The audience - lots of regulars from last year, many new faces, and also many families - enjoyed the format of an hour of pre-lunch live music (Ravel, Causton and Mozart), not yet a common occurence on the Polish-concert scene.
You can catch further concerts in the Britten Sinfonia at Lunch series in London today and in Norwich tomorrow.

Saturday, 15 December 2007

It's snowing in Krakow

Plan A had been to travel from Cambridge to Krakow by train, mainly as an early experiment in thinking about touring orchestras' carbon footprints. It would have taken me some 12 hours longer than the players to get here, but it seemed worth trying. Plan B, however, rapidly took over following two invitations to Helsinki. So Thursday evening was spent at Finlandia Hall hearing Olli Mustonen direct a recent work by Rautavaara, Prokoviev's 6th Symphony, and play and direct Mozart's Piano Concerto no. 24. Mustonen is a very individual artist, crystal clear in the Mozart, and well able to draw out the dark moments of the Prokoviev (supposedly a celebration of the end of the War); he also has a steak dish named after him at the restaurant we went to following the concert. The Britten Sinfonia blog has always had a culinary streak running through it, so I'll give more details when I get back to England.

Then early on Friday morning to Fazer Artist Management for a traditional Finnish pre-Christmas glogg party (basically a mulled-wine with vodka).

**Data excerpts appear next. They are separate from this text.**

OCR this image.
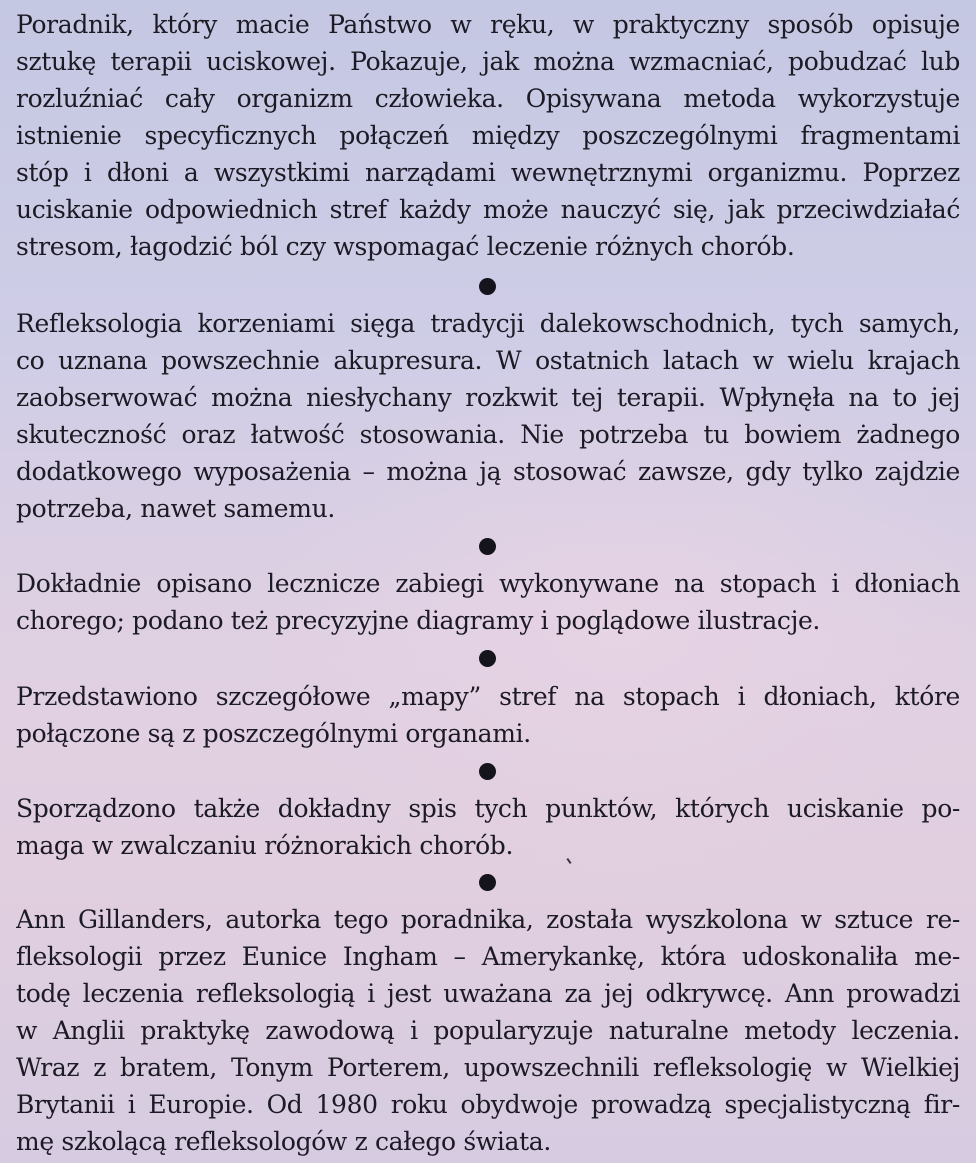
Poradnik, który macie Państwo w ręku, w praktyczny sposób opisuje
sztukę terapii uciskowej. Pokazuje, jak można wzmacniać, pobudzać lub
rozluźniać cały organizm człowieka. Opisywana metoda wykorzystuje
istnienie specyficznych połączeń między poszczególnymi fragmentami
stóp i dłoni a wszystkimi narządami wewnętrznymi organizmu. Poprzez
uciskanie odpowiednich stref każdy może nauczyć się, jak przeciwdziałać
stresom, łagodzić ból czy wspomagać leczenie różnych chorób.
Refleksologia korzeniami sięga tradycji dalekowschodnich, tych samych,
co uznana powszechnie akupresura. W ostatnich latach w wielu krajach
zaobserwować można niesłychany rozkwit tej terapii. Wpłynęła na to jej
skuteczność oraz łatwość stosowania. Nie potrzeba tu bowiem żadnego
dodatkowego wyposażenia – można ją stosować zawsze, gdy tylko zajdzie
potrzeba, nawet samemu.
Dokładnie opisano lecznicze zabiegi wykonywane na stopach i dłoniach
chorego; podano też precyzyjne diagramy i poglądowe ilustracje.
Przedstawiono szczegółowe „mapy” stref na stopach i dłoniach, które
połączone są z poszczególnymi organami.
Sporządzono także dokładny spis tych punktów, których uciskanie po-
maga w zwalczaniu różnorakich chorób.
Ann Gillanders, autorka tego poradnika, została wyszkolona w sztuce re-
fleksologii przez Eunice Ingham – Amerykankę, która udoskonaliła me-
todę leczenia refleksologią i jest uważana za jej odkrywcę. Ann prowadzi
w Anglii praktykę zawodową i popularyzuje naturalne metody leczenia.
Wraz z bratem, Tonym Porterem, upowszechnili refleksologię w Wielkiej
Brytanii i Europie. Od 1980 roku obydwoje prowadzą specjalistyczną fir-
mę szkolącą refleksologów z całego świata.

Failing hopelessy on the emissions front, it then took three flights to get to Gdansk to catch the midnight sleeper train to Krakow. Richard Causton (whose new work we are premiering in our Britten Sinfonia at Lunch concert tomorrow at noon at the Filharmonic Hall) has arrived, and the players are due in later. In a new collaboration with the Academy of Music here, there will be an open rehearsal this evening, and Ricahrd will run a composers' workshop on Monday morning.
Our UK audiences can hear the concert in Birmingham on Monday, Cambridge on Tuesday, at the Wigmore Hall in London on Wednesday, and in Norwich on Thursday.
John Bickley

Monday, 10 December 2007

Birtwistle's Bach Measures

Sir Harrison Birtwistle's Bach Measures opens our concert at the Queen Elizabeth Hall tonight. Described by Andrew Clements in the programme book as 'More Bach than Birtwistle', it's an intriguingly textured treatment. Jacqueline Shave directs. Prokofiev's Classical Symphony follows, before Imogen Cooper joins us for Beethoven's Piano Concerto no. 4.
Tickets for tonight can be booked online.
Tonight's concert is the end of a tour which has taken in the Wiltshire Music Centre, Dartington, Norwich and Cambridge.
Britten Sinfonia's next project starts in Krakow next weekend on the 16th at noon, with a new work by Richard Causton, who will be contributing to our blog later in the week.